IBM, meanwhile, reported that revenues from its cloud operations reached $11.6 billion, including $6.7 billion from “as-a-Service” offerings, up 50% from the same quarter a year ago.
That “aaS” line item is made up of IBM’s SoftLayer IaaS business, BlueMix PaaS offerings, as well as its broad set of SaaS apps, data and analytics as a service. The overall cloud figure includes revenues from consulting customers on hardware design and implementations that support cloud initiatives.
For both of these companies, the increase of cloud revenues is coming as their traditional legacy on-premises businesses revenues drop. “With commercial cloud revenue reaching approximately 15% of corporate revenue in CY2Q16, Microsoft has proven its ability to successfully migrate customers to cloud,” says TBR Inc. analyst Kelsey Mason. “On-premises software growth and margins suffer as a result, but a growing cloud base creates a myriad of opportunities to increase share of wallet.”
IBM said that cloud, analytics, mobile, social and security, what the company calls CAMSS generated 38% of the company’s overall revenues last quarter. But as CAMSS revenues continue to rise, the company’s overall revenues dropped.
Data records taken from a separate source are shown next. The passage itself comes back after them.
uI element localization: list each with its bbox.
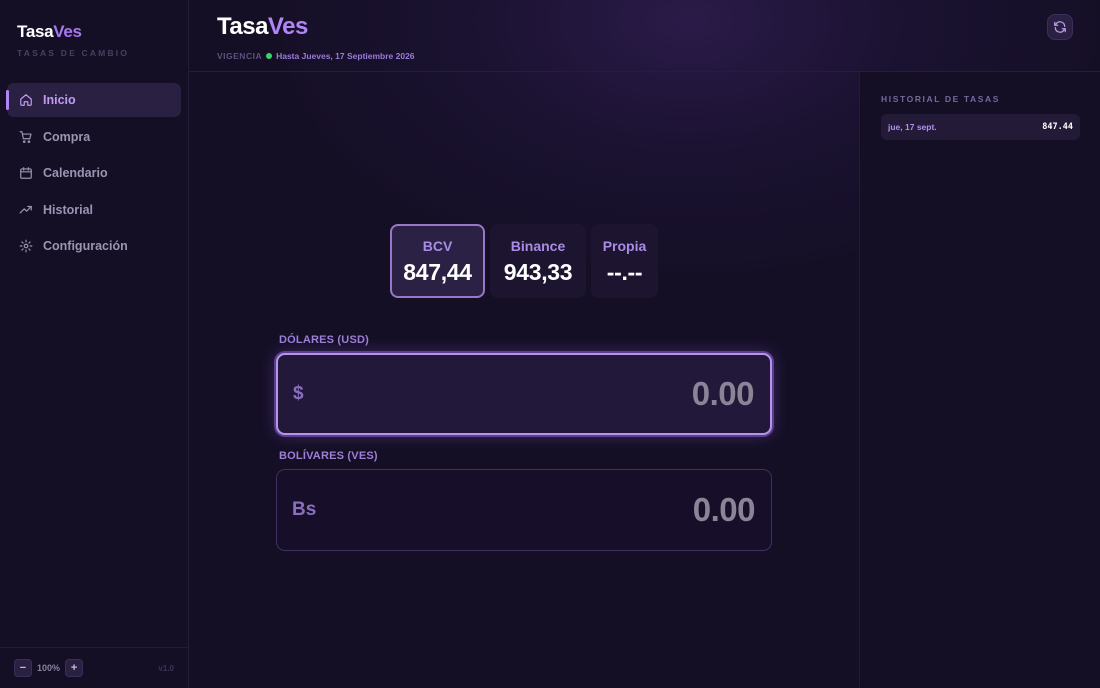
sidebar-item-calendario[interactable]: Calendario (7, 156, 181, 190)
sidebar-item-inicio[interactable]: Inicio (6, 83, 181, 117)
validity-label: VIGENCIA (217, 51, 263, 61)
rate-value: --.-- (606, 259, 643, 285)
rate-label: Binance (510, 238, 566, 254)
refresh-icon (1054, 21, 1066, 33)
ves-currency-symbol: Bs (292, 499, 317, 520)
validity-status: VIGENCIA Hasta Jueves, 17 Septiembre 202… (217, 51, 1100, 61)
ves-field-label: BOLÍVARES (VES) (279, 450, 378, 462)
calendar-icon (20, 167, 32, 180)
main-area: TasaVes VIGENCIA Hasta Jueves, 17 Septie… (189, 0, 1100, 688)
usd-field-label: DÓLARES (USD) (279, 334, 369, 346)
zoom-out-button[interactable]: − (14, 659, 32, 677)
sidebar-item-configuracion[interactable]: Configuración (7, 229, 181, 263)
brand-name-part-a: Tasa (17, 22, 54, 41)
history-date: jue, 17 sept. (888, 122, 937, 132)
brand-subtitle: TASAS DE CAMBIO (17, 48, 130, 58)
usd-amount-value: 0.00 (691, 375, 755, 412)
refresh-button[interactable] (1047, 14, 1073, 40)
zoom-level: 100% (37, 663, 61, 673)
sidebar-item-label: Historial (43, 202, 94, 217)
validity-value: Hasta Jueves, 17 Septiembre 2026 (276, 51, 415, 61)
sidebar-item-compra[interactable]: Compra (7, 120, 181, 154)
brand: TasaVes TASAS DE CAMBIO (0, 0, 188, 72)
rate-label: BCV (422, 238, 453, 254)
ves-amount-value: 0.00 (692, 491, 756, 528)
sidebar-item-label: Compra (43, 129, 91, 144)
brand-name-part-b: Ves (53, 22, 82, 41)
content: BCV 847,44 Binance 943,33 Propia --.-- D… (189, 72, 1100, 687)
sidebar-footer: − 100% + v1.0 (0, 647, 188, 688)
usd-currency-symbol: $ (293, 383, 304, 404)
sidebar-item-label: Calendario (43, 166, 108, 181)
rate-label: Propia (602, 238, 647, 254)
sidebar: TasaVes TASAS DE CAMBIO Inicio Compra Ca… (0, 0, 189, 688)
usd-amount-input[interactable]: $ 0.00 (276, 353, 772, 435)
home-icon (20, 94, 32, 106)
rate-card-propia[interactable]: Propia --.-- (591, 224, 658, 298)
brand-logo: TasaVes (17, 22, 188, 42)
rate-value: 847,44 (403, 259, 472, 285)
sidebar-nav: Inicio Compra Calendario Historial Confi… (0, 83, 188, 263)
gear-icon (19, 239, 33, 253)
title-part-a: Tasa (217, 13, 268, 40)
converter-panel: BCV 847,44 Binance 943,33 Propia --.-- D… (189, 72, 859, 687)
header: TasaVes VIGENCIA Hasta Jueves, 17 Septie… (189, 0, 1100, 72)
history-row[interactable]: jue, 17 sept. 847.44 (881, 114, 1080, 140)
trending-icon (19, 205, 32, 214)
ves-amount-input[interactable]: Bs 0.00 (276, 469, 772, 551)
app-version: v1.0 (158, 663, 174, 673)
page-title: TasaVes (217, 13, 1100, 41)
history-panel: HISTORIAL DE TASAS jue, 17 sept. 847.44 (859, 72, 1100, 687)
status-dot-icon (266, 53, 273, 59)
history-title: HISTORIAL DE TASAS (881, 94, 1001, 104)
history-value: 847.44 (1042, 122, 1073, 132)
rate-value: 943,33 (503, 259, 573, 285)
rate-card-bcv[interactable]: BCV 847,44 (390, 224, 485, 298)
rate-card-binance[interactable]: Binance 943,33 (490, 224, 586, 298)
title-part-b: Ves (267, 13, 308, 40)
sidebar-item-historial[interactable]: Historial (7, 193, 181, 227)
app-window: TasaVes TASAS DE CAMBIO Inicio Compra Ca… (0, 0, 1100, 688)
cart-icon (19, 130, 32, 143)
zoom-in-button[interactable]: + (65, 659, 84, 677)
sidebar-item-label: Inicio (43, 93, 76, 107)
sidebar-item-label: Configuración (43, 239, 128, 254)
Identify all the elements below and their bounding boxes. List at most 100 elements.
This quarter, revenues were down by 2.8% compared to the same quarter last year to $20.2 billion. “IBM will leverage its hardware capabilities, along with its CAMSS solutions, to encourage IBM hardware adoption for high-demand markets, such as cloud-based security and analytics, where IBM’s full stack of solutions can be leveraged to provide customers with holistic solutions,” TBR Inc. Analyst Krista Macomber said in a research note after IBM released the figures.
All these figures should be taken with a grain of salt though because the vendors are being opaque about their true cloud revenues. Both Microsoft and IBM lump their core cloud revenues in with other non-cloud revenues, so it’s difficult to get a true picture of their cloud revenue stream.
By comparison, Amazon reported in its most recent earnings in April that it generated $2.6 billion in revenue from Amazon Web Services for the quarter and it expects to be on a $10-billion annualized run rate for mostly IaaS. Amazon is set to release its next revenue updates July 28.